Belajar Dari ‘Masa Lalu’ di Kampung Berseri Astra Lengkong Kulon

Up! Saya langsung teringat kisah Uncle Carl Fredricksen yang menolak menghapus masa lalunya. Sulit untuk dilupakan, seperti isi kepala saya siang itu. Rumah yang menemaninya bertemu sekaligus berpisah dengan pujaan hatinya nampak bertahan di tengah modernisasi, hampir menyerah, tapi justru membawanya terbang tinggi, dan bertemu dengan mimpinya di masa lalu. Kalian tahu film ini kan? Up, judulnya. Yang rilis pada tahun 2009. Saya yakin kalian tahu, apalagi karakter Russell yang begitu menggemaskan. Hari itu, saya seperti di ajak masuk untuk mengambil beberapa poin tentang film ini, yang kemudian memaksa saya untuk bercermin dengan masa kecil yang saya alami. Saya rindu, seketika saya ingin berkata, “Thank u, next!”.


   Tradisi Buka Palang Pintu menyambut saya pagi itu. Rasanya sudah lama tak melihat kegaduhan nan menyenangkan yang satu ini, jika ditambahkan petasan beruntun pasti lebih ‘waw’. Desa Lengkon Kulon, atau yang biasa disebut Kampung Sawah oleh warganya sukses memberikan sambutan yang meriah ketika saya datang. Seketika saya menjelma menjadi calon pengantin pria yang ingin menjemput pujaan hati. Hangat, sungguh hangat suasana yang saya rasakan, terlepas dari matahari yang sudah mulai merajai langit.

Desa Lengkong Kulon berada di Kecamatan Pagedangan, Kabupaten Tangerang, Provinsi Banten.

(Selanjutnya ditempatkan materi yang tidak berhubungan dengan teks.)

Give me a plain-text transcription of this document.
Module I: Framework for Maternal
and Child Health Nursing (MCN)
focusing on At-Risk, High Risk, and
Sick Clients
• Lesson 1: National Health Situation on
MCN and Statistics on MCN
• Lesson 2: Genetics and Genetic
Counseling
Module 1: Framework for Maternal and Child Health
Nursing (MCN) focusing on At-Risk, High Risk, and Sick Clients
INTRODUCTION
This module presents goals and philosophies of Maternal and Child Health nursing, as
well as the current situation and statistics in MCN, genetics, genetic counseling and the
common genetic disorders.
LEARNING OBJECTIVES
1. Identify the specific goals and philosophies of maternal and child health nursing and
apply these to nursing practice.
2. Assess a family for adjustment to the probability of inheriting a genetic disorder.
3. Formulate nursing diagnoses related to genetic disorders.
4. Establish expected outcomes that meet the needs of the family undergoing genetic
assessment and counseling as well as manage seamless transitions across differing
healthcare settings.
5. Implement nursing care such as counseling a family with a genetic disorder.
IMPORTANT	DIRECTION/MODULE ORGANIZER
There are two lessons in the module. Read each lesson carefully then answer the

Ketika menuju daerah ini, saya merasa diajak kembali ke masa lalu, tapi dengan jalanan yang lebih mulus dan tidak becek. Setelah melewati jalan besar dengan pemandangan gedung-gedung tinggi dan komplek perumahan modern dengan nama yang kadang sulit saya eja, masuklah saya ke sebuah jalan kecil menuju titik keramaian. Untungnya sinyal masih kuat, jadi simbol panah di Google Maps masih mengikuti jalur biru yang ditampilkan.

Masjid Al Istiqomah mulai ramai. Saya rasa ini pusatnya, tempat warga Lengkong Kulon berkumpul. Raga saya mulai memasuki area masjid. Melihat keseruan berbalas pantun sambil sesekali tertawa karena tradisi Betawi yang satu ini selalu membuat kalimat-kalimat ajaib, Palang Pintu selalu berhasil membuat penontonnya ceria. Tapi pikiran saya justru tak ditempatnya, jauh menjelajah mengingat masa kecil, saat masjid menjadi taman bermain bahkan tempat saya menghabiskan waktu setelah pulang sekolah. Kalau disuruh menghitung berapa kali ke masjid belakngan ini, saya rasa saya bisa.

Desa Ini Tahu, Dari Mana Kesehatan Berasal!

Saya mengalihkan pandangan ke sisi kiri masjid. Saya rasa ini bentuk nyata kesadaran akan kesehatan yang dimulai dari diri sendiri, banyak warga yang datang ke stand kesehatan yang biasa dibuka akhir pekan, ada Pos Pembinaan Terpadu untuk penyakit tidak menular (Posbindu). Selain menjadi strategi Kementerian Kesehatan Republik Indonesia, Posbindu di Desa Lekong Kulon ini juga menjadi jembatan kerjasama Kemenkes dan PT Astra Internasional Tbk (Astra) sebagai program kesehatan komunitas, salah satu wujud nyata dari pilar kesehatan program Corporate Social Responsibility (CSR) Astra.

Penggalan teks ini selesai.